The customer expects flawless products, as defective products cause non-conformities that damage the reputation of the company and its profit margins. AI can foresee quality problems right down the production line, even the most subtle ones.
Artificial vision is an example of an Artificial Intelligence solution, in which high-resolution cameras are used to monitor defects, even better than a human being. This can be combined with a cloud-based data processing framework to generate an automated response. You can also track products already on the market, which generate data to make better strategic decisions in the future.

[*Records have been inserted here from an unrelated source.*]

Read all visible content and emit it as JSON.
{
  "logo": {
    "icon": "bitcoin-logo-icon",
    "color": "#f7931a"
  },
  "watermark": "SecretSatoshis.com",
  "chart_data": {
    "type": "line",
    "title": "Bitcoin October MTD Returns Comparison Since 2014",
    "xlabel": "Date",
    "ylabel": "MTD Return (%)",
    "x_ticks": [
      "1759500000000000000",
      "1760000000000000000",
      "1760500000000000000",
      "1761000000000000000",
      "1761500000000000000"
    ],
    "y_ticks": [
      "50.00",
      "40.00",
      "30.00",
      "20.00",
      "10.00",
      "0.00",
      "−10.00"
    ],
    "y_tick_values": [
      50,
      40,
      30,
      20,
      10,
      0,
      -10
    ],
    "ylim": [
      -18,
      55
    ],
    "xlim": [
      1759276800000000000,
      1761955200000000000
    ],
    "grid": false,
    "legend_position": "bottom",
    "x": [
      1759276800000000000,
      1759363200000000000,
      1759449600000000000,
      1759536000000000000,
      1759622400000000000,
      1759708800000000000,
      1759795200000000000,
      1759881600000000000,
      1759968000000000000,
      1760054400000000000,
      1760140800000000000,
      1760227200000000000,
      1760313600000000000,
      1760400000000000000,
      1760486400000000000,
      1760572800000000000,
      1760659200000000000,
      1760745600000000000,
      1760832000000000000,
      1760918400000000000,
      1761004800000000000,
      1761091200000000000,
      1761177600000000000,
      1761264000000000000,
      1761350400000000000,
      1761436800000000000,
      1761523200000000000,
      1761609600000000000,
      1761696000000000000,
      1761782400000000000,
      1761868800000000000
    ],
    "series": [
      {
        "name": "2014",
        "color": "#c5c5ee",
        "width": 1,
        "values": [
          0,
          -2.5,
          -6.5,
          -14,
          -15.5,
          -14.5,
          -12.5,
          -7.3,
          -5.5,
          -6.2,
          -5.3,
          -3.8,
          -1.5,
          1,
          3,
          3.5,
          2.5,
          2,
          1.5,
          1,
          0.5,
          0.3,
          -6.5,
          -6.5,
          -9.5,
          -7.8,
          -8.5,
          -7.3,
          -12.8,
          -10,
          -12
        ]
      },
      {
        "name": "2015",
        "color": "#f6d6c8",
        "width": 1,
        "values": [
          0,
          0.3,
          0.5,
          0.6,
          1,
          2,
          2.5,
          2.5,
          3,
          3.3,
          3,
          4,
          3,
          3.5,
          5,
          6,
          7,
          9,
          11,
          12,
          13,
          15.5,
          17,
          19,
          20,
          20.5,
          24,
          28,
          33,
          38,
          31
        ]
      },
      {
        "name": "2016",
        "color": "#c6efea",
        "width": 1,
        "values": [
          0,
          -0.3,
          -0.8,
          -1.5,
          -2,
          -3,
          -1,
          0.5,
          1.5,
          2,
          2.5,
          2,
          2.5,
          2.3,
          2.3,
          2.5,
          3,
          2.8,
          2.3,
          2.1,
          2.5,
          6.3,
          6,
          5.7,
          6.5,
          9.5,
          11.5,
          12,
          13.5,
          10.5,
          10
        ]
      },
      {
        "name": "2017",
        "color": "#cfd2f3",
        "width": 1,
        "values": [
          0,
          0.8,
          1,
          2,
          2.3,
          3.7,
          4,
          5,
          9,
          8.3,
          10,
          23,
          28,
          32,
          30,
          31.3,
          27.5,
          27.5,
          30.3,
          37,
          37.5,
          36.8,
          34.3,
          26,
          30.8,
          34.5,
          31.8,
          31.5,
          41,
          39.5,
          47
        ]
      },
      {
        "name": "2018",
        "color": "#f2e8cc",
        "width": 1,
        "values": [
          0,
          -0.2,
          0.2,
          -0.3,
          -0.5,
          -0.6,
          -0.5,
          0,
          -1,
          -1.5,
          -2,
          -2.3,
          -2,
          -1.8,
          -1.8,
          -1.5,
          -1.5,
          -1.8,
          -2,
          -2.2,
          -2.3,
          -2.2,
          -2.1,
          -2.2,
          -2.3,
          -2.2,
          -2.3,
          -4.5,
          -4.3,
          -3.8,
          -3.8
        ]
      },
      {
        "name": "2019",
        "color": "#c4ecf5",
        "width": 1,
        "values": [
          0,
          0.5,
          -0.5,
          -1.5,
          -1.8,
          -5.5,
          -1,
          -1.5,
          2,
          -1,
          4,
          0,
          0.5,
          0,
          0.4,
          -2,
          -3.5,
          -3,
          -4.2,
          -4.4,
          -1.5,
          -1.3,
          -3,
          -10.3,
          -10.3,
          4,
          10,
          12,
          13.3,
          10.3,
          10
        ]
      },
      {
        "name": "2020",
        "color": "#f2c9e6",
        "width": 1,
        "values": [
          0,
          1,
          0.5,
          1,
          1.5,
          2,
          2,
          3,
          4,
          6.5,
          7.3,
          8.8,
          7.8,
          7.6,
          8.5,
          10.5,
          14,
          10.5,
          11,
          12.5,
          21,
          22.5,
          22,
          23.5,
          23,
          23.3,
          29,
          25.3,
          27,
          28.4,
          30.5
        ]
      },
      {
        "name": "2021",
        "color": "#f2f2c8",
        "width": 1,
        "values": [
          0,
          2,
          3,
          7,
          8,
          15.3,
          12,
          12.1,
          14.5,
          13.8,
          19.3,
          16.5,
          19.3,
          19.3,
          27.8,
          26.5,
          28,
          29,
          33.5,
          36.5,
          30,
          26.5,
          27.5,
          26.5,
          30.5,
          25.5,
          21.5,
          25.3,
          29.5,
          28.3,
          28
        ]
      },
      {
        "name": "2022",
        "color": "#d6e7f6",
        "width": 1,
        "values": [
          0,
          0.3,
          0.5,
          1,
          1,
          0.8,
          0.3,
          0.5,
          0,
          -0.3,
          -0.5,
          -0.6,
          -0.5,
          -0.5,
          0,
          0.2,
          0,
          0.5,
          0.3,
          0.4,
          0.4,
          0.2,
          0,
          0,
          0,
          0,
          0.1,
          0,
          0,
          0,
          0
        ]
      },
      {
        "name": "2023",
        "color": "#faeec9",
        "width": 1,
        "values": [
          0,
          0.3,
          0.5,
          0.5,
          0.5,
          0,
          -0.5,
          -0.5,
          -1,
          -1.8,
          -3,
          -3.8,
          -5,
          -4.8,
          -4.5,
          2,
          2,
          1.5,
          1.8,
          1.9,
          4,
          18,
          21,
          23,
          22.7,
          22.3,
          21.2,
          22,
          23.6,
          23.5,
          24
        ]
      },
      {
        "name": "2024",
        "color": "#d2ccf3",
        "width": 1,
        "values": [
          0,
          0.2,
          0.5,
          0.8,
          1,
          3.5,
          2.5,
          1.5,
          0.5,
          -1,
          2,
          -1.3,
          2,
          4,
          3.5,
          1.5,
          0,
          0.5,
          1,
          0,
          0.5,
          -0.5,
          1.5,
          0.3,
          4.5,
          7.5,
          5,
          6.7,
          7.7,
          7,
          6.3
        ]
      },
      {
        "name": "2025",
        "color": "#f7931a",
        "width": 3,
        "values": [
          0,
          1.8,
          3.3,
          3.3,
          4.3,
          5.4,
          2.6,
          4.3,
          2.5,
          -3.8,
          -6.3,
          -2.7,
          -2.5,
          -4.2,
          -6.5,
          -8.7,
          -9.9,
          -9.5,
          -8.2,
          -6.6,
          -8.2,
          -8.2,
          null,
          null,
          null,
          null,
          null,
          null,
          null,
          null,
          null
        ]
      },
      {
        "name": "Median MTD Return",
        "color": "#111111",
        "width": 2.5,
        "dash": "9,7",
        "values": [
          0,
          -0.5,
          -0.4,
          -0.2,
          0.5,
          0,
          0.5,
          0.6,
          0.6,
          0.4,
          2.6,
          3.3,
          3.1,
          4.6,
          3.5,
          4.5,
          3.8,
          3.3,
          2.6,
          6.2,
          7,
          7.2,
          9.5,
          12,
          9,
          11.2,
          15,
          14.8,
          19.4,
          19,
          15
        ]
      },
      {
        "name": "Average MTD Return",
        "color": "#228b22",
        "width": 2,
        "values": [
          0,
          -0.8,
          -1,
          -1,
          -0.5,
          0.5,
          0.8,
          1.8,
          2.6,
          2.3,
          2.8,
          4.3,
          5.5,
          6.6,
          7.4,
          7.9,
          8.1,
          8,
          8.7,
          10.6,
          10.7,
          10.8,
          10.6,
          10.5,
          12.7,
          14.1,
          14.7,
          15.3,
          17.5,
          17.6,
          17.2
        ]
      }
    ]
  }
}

AI & ML for logistics and inventory management
The manufacturing industry requires extensive logistics capabilities to run the production process. Machine learning is a solution that allows you to automate various logistics tasks, increasing efficiency and reducing costs. A basic opportunity is a possibility of performing this automation in routine tasks, saving thousands of hours of human work per year. On the other hand, ML algorithms can also be applied for resource management.
Up to 9 applications can be identified in which ML can transform Supply Chain management.
Google, through its own AI, DeepMind, has managed to reduce its data centre cooling bill by 40%. Let’s see what Deep Mind is:
AI for product development
Product development is one of the most common applications for machine learning. For both new developments and improvements to existing ones, an exhaustive data analysis is required to optimize and offer the best results.
Using AI solutions, a large amount of product data can be collected and analysed to understand consumer needs, uncover hidden flaws, and identify business opportunities. This facilitates existing products redesign while allowing the development of better products and business models for the company. Using these tools is key to innovation, reducing the risks associated with the development of new products, facilitating much more informed decision making.
Generative Design for Manufacturing
It is a design branch focused on the union of creativity with machine learning. Where AI facilitates all possible design options for a given product. By selecting parameters such as weight, size, materials, manufacturing and operating conditions with generative design software, engineers can generate different design solutions in a short time. To later select the appropriate design to put it into production.
These technologies application in different phases of the production process helps find new opportunities to develop more efficient processes, reducing waste and saving money. These technologies will continue developing and they will be a key tool in the face of continuous market changes. It is imperative that manufacturing becomes a process that is as optimized as possible in terms of human resources, time, and materials optimization.
Companies that do not apply Artificial Intelligence and Machine Learning in their production processes will cease to be competitive in an ever-closer future.